Omar Benaini : «Revenir à  son ancienne entreprise, un nouveau contrat doit être négocié»

Omar Benaini, Consultant associé chez LMS ORH

La Vie éco : Comment appréciez-vous le fait pour un salarié de revenir à son ancienne entreprise ?

Dans l’absolu, c’est un mauvais choix. Si la personne a la possibilité d’aller voir ailleurs plutôt que de revenir à son entreprise, vaut mieux qu’elle le fasse car souvent le départ est perçu comme une trahison. Du coup, un retour n’est pas bien apprécié.
Quant à l’entreprise, elle doit réfléchir doublement avant d’accepter de recueillir un ancien. Car un retour peut parfois supposer une meilleure proposition en termes de salaire, de poste de responsabilité et de conditions de travail, par conséquent les autres verront d’un mauvais œil ce déséquilibre.

Perd-on son ancienneté lorsqu’on revient ?

En principe, oui ! Le lien contractuel avec son employeur ne peut être discontinu. Pour pouvoir revendiquer son ancienneté légale, il faut rester chez son employeur. Cependant, on peut négocier son salaire sur la base de son ancienneté. Par exemple, quand on passe près de 5 ans dans une autre entreprise, on est censé avoir plus d’expérience que l’on doit capitaliser.

A-t-on droit à une période d’essai ?

C’est un nouveau contrat qui établit de nouvelles règles et, forcément, la période d’essai est incluse. C’est comme un recrutement pour les deux parties. Normalement, toute rupture de contrat met fin aux avantages. Donc il faut renégocier.

Tout est donc remis à plat…

C’est souvent un rapport de force entre l’entreprise et le cadre qui dépend du poste à pourvoir et des compétences de la personne. Si le poste est sensible, il est clair que la personne va reprendre ses mêmes avantages, peut-être plus. Par exemple, dans les domaines d’expertise pointue où les compétences sont rares, les anciens collaborateurs sont souvent les bienvenus. Certains commerciaux et autres directeurs de développement sont aussi sollicités, surtout s’ils ont fait un passage remarqué chez la concurrence.

Par contre, si le poste est banal et que c’est le revenant qui est demandeur, il est clair que c’est l’entreprise qui posera ses conditions.
De son côté, le revenant risque de finir au placard ou de voir toutes les perspectives de carrière se refermer.
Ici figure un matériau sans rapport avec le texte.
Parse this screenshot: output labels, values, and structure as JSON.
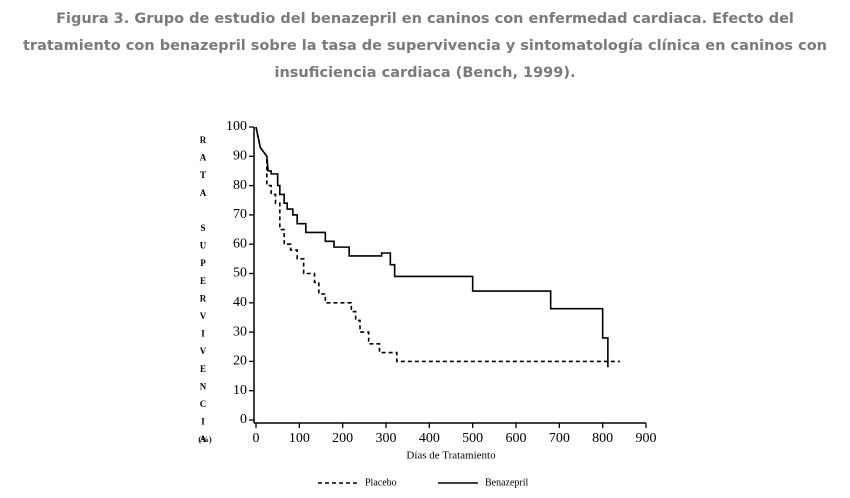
{
  "chart_data": {
    "type": "line",
    "title": "Figura 3. Grupo de estudio del benazepril en caninos con enfermedad cardiaca. Efecto del tratamiento con benazepril sobre la tasa de supervivencia y sintomatología clínica en caninos con insuficiencia cardiaca (Bench, 1999).",
    "xlabel": "Días de Tratamiento",
    "ylabel": "RATA SUPERVIVENCIA",
    "ylabel_unit": "(%)",
    "xlim": [
      0,
      900
    ],
    "xticks": [
      0,
      100,
      200,
      300,
      400,
      500,
      600,
      700,
      800,
      900
    ],
    "ylim": [
      0,
      100
    ],
    "yticks": [
      0,
      10,
      20,
      30,
      40,
      50,
      60,
      70,
      80,
      90,
      100
    ],
    "grid": false,
    "legend": "bottom",
    "series": [
      {
        "name": "Placebo",
        "color": "#000000",
        "line_style": "dashed",
        "x": [
          0,
          10,
          25,
          25,
          35,
          35,
          45,
          45,
          55,
          55,
          65,
          65,
          80,
          80,
          95,
          95,
          110,
          110,
          135,
          135,
          145,
          145,
          160,
          160,
          220,
          220,
          230,
          230,
          240,
          240,
          260,
          260,
          285,
          285,
          325,
          325,
          840
        ],
        "values": [
          100,
          93,
          90,
          80,
          80,
          77,
          77,
          74,
          74,
          65,
          65,
          60,
          60,
          58,
          58,
          55,
          55,
          50,
          50,
          47,
          47,
          43,
          43,
          40,
          40,
          37,
          37,
          34,
          34,
          30,
          30,
          26,
          26,
          23,
          23,
          20,
          20
        ]
      },
      {
        "name": "Benazepril",
        "color": "#000000",
        "line_style": "solid",
        "x": [
          0,
          10,
          25,
          28,
          35,
          35,
          50,
          50,
          55,
          55,
          65,
          65,
          72,
          72,
          85,
          85,
          95,
          95,
          115,
          115,
          160,
          160,
          180,
          180,
          215,
          215,
          290,
          290,
          310,
          310,
          320,
          320,
          500,
          500,
          680,
          680,
          800,
          800,
          812,
          812
        ],
        "values": [
          100,
          93,
          90,
          85,
          85,
          84,
          84,
          80,
          80,
          77,
          77,
          74,
          74,
          72,
          72,
          70,
          70,
          67,
          67,
          64,
          64,
          61,
          61,
          59,
          59,
          56,
          56,
          57,
          57,
          53,
          53,
          49,
          49,
          44,
          44,
          38,
          38,
          28,
          28,
          18
        ]
      }
    ]
  }
}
On doit certes s’assurer des conditions matérielles et de la bonne définition des nouvelles relations professionnelles, mais apparemment ces conditions sont insuffisantes pour assurer la réussite d’une réintégration.

Pour l’entreprise, le retour d’un ancien collaborateur peut être avantageux à plusieurs niveaux : il est rapidement opérationnel, il connaît le mode de fonctionnement de l’entreprise, sa culture, son management… En un mot, il peut reprendre rapidement sa place dans le circuit.